Baked Tart with Goat Curd
Fergus Henderson’s St. John is the restaurant that launched a thousand pig logos—and many imitators. Since it opened in 1994 in a whitewashed former smokehouse next to London’s wholesale meat market, St. John and Fergus Henderson have become much-copied gastronomic icons. It is easy to see why Henderson is held in such high regard by fellow chefs. With the restaurant’s commitment to nose-to-tail eating and food that is unadorned, almost to the point of stark minimalism, the menu at St. John does not compromise. It is true to itself.
In the kitchen, Henderson is self-taught and has never worked under any other chef. He is acutely concerned with the ritual and symbolism of eating. This orientation, combined with his professional training as an architect, is reflected in a sense that Food Is Art at St. John. The capitalization is important, and it is reflected in the manner in which Fergus himself speaks, with pithy aphorisms delivered from behind his owlish glasses.

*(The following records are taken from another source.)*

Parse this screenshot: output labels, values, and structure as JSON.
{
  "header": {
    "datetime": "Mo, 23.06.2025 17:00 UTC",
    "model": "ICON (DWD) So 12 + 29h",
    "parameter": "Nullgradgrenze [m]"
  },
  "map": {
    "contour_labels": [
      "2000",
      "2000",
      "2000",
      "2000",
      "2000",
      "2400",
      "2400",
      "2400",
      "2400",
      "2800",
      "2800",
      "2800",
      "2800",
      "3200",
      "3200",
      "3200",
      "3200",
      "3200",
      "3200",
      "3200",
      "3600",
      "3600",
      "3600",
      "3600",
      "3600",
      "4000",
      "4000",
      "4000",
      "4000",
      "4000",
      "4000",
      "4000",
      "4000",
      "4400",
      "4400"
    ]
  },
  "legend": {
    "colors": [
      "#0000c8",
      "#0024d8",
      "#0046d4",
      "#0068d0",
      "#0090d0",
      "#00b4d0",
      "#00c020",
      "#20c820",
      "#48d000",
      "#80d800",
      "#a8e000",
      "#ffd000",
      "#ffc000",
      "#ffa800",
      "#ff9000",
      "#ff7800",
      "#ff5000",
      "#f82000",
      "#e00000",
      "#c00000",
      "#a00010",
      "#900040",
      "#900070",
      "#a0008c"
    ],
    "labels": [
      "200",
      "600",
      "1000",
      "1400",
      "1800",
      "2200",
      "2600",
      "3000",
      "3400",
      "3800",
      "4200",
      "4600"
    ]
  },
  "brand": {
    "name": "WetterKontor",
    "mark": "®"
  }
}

Goat curd is soft, fresh goat’s milk cheese generally sold in a tub. It’s easy to find in the UK and Australia but, as yet, rare in the States except at some farmers’ markets. If goat curd is unavailable, young, soft, very fresh logs of rindless chèvre will suffice as a substitute. The beverage recommended to drizzle over the tart, Marc de Gewürztraminer d’Alsace, is an Alsatian brandy. Henderson notes, “I like the way the recipe says one bottle of Marc, taking into account the chef’s needs.”

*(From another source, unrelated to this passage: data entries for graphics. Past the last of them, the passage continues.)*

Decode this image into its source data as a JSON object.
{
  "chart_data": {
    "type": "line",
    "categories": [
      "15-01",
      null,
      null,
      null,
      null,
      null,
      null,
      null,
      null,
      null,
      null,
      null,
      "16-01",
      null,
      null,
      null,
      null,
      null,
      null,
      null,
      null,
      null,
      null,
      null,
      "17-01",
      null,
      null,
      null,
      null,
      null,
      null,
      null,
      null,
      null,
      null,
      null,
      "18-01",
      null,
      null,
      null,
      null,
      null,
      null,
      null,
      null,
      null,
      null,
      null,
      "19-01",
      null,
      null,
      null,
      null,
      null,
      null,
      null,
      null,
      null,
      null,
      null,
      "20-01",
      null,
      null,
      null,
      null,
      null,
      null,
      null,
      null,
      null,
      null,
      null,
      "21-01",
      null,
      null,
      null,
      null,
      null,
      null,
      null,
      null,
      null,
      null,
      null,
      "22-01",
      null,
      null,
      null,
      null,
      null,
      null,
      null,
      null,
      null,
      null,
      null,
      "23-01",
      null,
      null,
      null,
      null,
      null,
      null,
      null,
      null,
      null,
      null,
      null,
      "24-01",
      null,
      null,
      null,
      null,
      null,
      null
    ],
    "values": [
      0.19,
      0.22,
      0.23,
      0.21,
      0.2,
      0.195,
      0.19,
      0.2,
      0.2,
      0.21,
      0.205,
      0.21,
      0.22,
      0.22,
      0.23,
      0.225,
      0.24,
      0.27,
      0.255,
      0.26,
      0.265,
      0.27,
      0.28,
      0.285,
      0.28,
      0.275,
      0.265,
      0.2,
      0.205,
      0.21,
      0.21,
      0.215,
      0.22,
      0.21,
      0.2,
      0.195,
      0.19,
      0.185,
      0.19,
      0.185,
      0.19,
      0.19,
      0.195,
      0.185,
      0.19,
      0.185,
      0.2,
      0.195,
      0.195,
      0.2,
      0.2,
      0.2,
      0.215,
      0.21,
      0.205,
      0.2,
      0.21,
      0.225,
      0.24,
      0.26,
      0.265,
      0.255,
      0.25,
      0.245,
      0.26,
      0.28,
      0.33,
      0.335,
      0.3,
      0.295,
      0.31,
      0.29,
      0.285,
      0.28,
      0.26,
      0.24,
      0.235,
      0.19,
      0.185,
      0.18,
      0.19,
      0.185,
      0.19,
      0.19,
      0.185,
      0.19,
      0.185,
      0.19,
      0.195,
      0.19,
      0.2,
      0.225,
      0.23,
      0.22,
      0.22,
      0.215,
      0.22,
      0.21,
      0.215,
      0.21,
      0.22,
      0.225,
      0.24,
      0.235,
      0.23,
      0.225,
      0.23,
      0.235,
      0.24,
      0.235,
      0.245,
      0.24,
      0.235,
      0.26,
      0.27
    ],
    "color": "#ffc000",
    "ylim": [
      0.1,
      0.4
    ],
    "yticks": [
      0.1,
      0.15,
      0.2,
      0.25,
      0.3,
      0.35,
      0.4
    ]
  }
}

Heat the oven to 350°F. Butter a 10-inch springform cake pan and line with parchment. Place it on a baking tray.
Place the goat curd in a large mixing bowl. Add the lemon juice and zest, and whisk together with a balloon whisk until light and fluffy. The curd (or chèvre) has a tendency to get stuck in the whisk, but don’t be tempted to use an electric mixer as it will overwork the curd.

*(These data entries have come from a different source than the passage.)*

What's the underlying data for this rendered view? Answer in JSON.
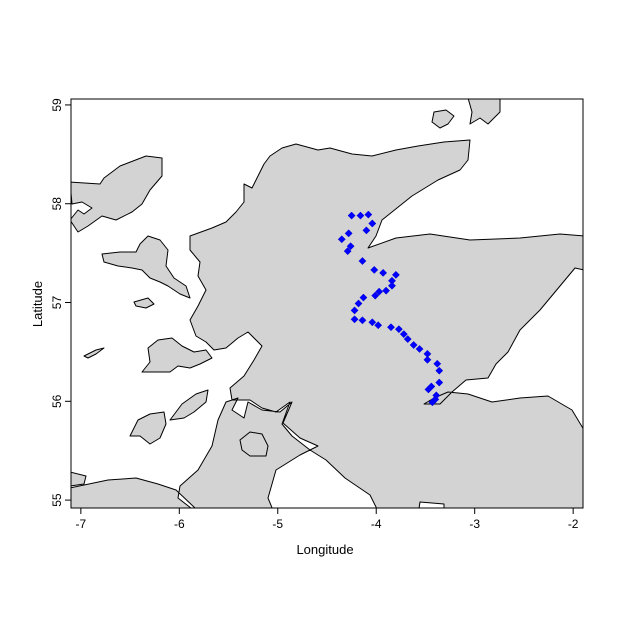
{
  "chart_data": {
    "type": "scatter",
    "title": "",
    "xlabel": "Longitude",
    "ylabel": "Latitude",
    "xlim": [
      -7.1,
      -1.9
    ],
    "ylim": [
      54.92,
      59.06
    ],
    "x_ticks": [
      "-7",
      "-6",
      "-5",
      "-4",
      "-3",
      "-2"
    ],
    "y_ticks": [
      "55",
      "56",
      "57",
      "58",
      "59"
    ],
    "grid": false,
    "legend": "none",
    "colors": {
      "land": "#d3d3d3",
      "points": "#0000ff",
      "background": "#ffffff"
    },
    "series": [
      {
        "marker": "diamond",
        "points": [
          {
            "x": -4.25,
            "y": 57.88
          },
          {
            "x": -4.16,
            "y": 57.88
          },
          {
            "x": -4.08,
            "y": 57.89
          },
          {
            "x": -4.04,
            "y": 57.8
          },
          {
            "x": -4.1,
            "y": 57.73
          },
          {
            "x": -4.28,
            "y": 57.7
          },
          {
            "x": -4.35,
            "y": 57.64
          },
          {
            "x": -4.26,
            "y": 57.57
          },
          {
            "x": -4.29,
            "y": 57.52
          },
          {
            "x": -4.14,
            "y": 57.42
          },
          {
            "x": -4.02,
            "y": 57.33
          },
          {
            "x": -3.93,
            "y": 57.3
          },
          {
            "x": -3.8,
            "y": 57.28
          },
          {
            "x": -3.84,
            "y": 57.22
          },
          {
            "x": -3.84,
            "y": 57.17
          },
          {
            "x": -3.9,
            "y": 57.12
          },
          {
            "x": -3.97,
            "y": 57.11
          },
          {
            "x": -4.01,
            "y": 57.07
          },
          {
            "x": -4.13,
            "y": 57.05
          },
          {
            "x": -4.18,
            "y": 56.99
          },
          {
            "x": -4.22,
            "y": 56.92
          },
          {
            "x": -4.22,
            "y": 56.83
          },
          {
            "x": -4.14,
            "y": 56.82
          },
          {
            "x": -4.04,
            "y": 56.8
          },
          {
            "x": -3.98,
            "y": 56.77
          },
          {
            "x": -3.85,
            "y": 56.75
          },
          {
            "x": -3.77,
            "y": 56.73
          },
          {
            "x": -3.72,
            "y": 56.68
          },
          {
            "x": -3.68,
            "y": 56.63
          },
          {
            "x": -3.62,
            "y": 56.57
          },
          {
            "x": -3.56,
            "y": 56.53
          },
          {
            "x": -3.48,
            "y": 56.48
          },
          {
            "x": -3.48,
            "y": 56.42
          },
          {
            "x": -3.38,
            "y": 56.38
          },
          {
            "x": -3.36,
            "y": 56.31
          },
          {
            "x": -3.36,
            "y": 56.19
          },
          {
            "x": -3.44,
            "y": 56.15
          },
          {
            "x": -3.47,
            "y": 56.12
          },
          {
            "x": -3.39,
            "y": 56.06
          },
          {
            "x": -3.4,
            "y": 56.02
          },
          {
            "x": -3.43,
            "y": 55.99
          }
        ]
      }
    ]
  }
}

Whisk together the eggs and sugar briefly. Add them little by little to the goat curd mixture, whisking constantly. Pour the mixture into the prepared cake pan.
Bake for about 1 hour, until golden brown. It will still have some wobble when it comes out of the oven but will set as it cools down. To serve, cut the cheesecake into slices and pour 1 to 2 tablespoons of Marc over each serving.